Wednesday, December 11, 2013

Industry of Estonia

Traditional Estonian industries include oil shale mining, shipbuilding, phosphates, electric motors, excavators, cement, furniture, clothing, textiles, paper, shoes, and apparel. Many of these industries stagnated after independence, deprived of their Soviet markets and sources of cheap raw materials. Yet the sector has been growing at a rate of 3 percent (1996 estimates), mostly due to the rapid privatization and the entry of foreign (mostly Scandinavian) investors in electronics, cement, chemicals, and forest products. Estonia has developed adequate assembly capacities to supply electronic components to leading Scandinavian telecommunications companies and suppliers. In addition, with its low taxes, low labor costs, and trained workforce, the country is an ideal location for electronics manufacturing. In early 2001 telecommunications giant Ericsson (Sweden), the world's leading maker of telecommunications equipment, sold its loss-making mobile handset operation, dramatically cutting its orders with Elcoteq (Finland).

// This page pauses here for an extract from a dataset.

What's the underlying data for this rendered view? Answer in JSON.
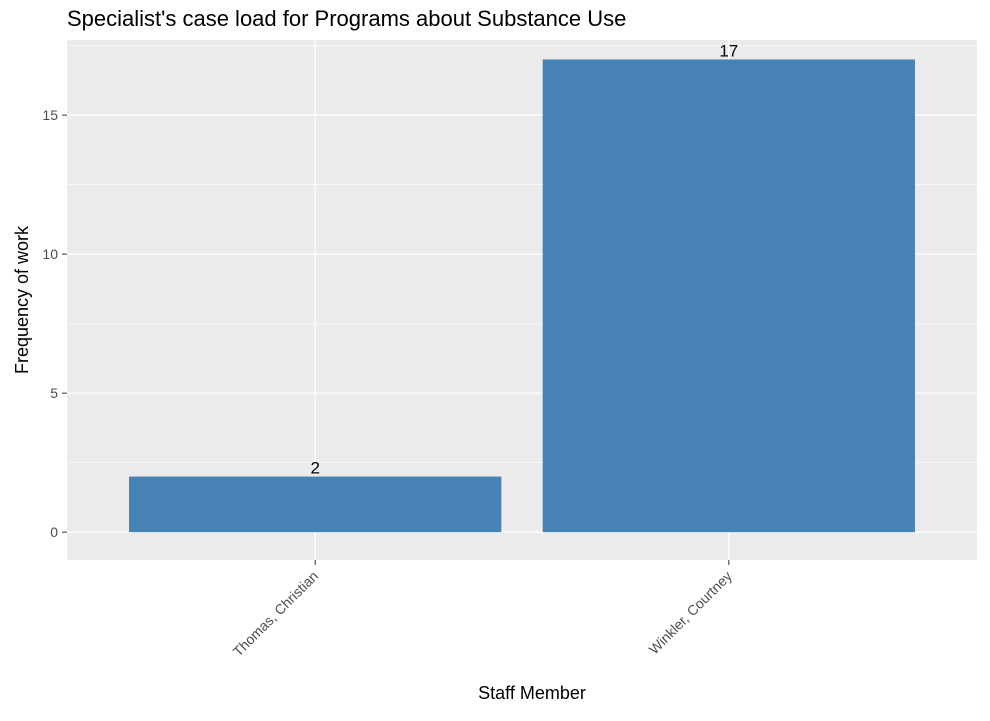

Elcoteq terminated the manufacture of Ericsson handsets in its Estonian subsidiary, Elcoteq Tallinn/ET, which was responsible for one-quarter of Estonian exports in 2000. But Elcoteq quickly refocused on mobile systems components for Ericsson, reflecting its long-term demand. ET continues producing handsets for Nokia (Finland), and will launch systems components production in Estonia later in 2001.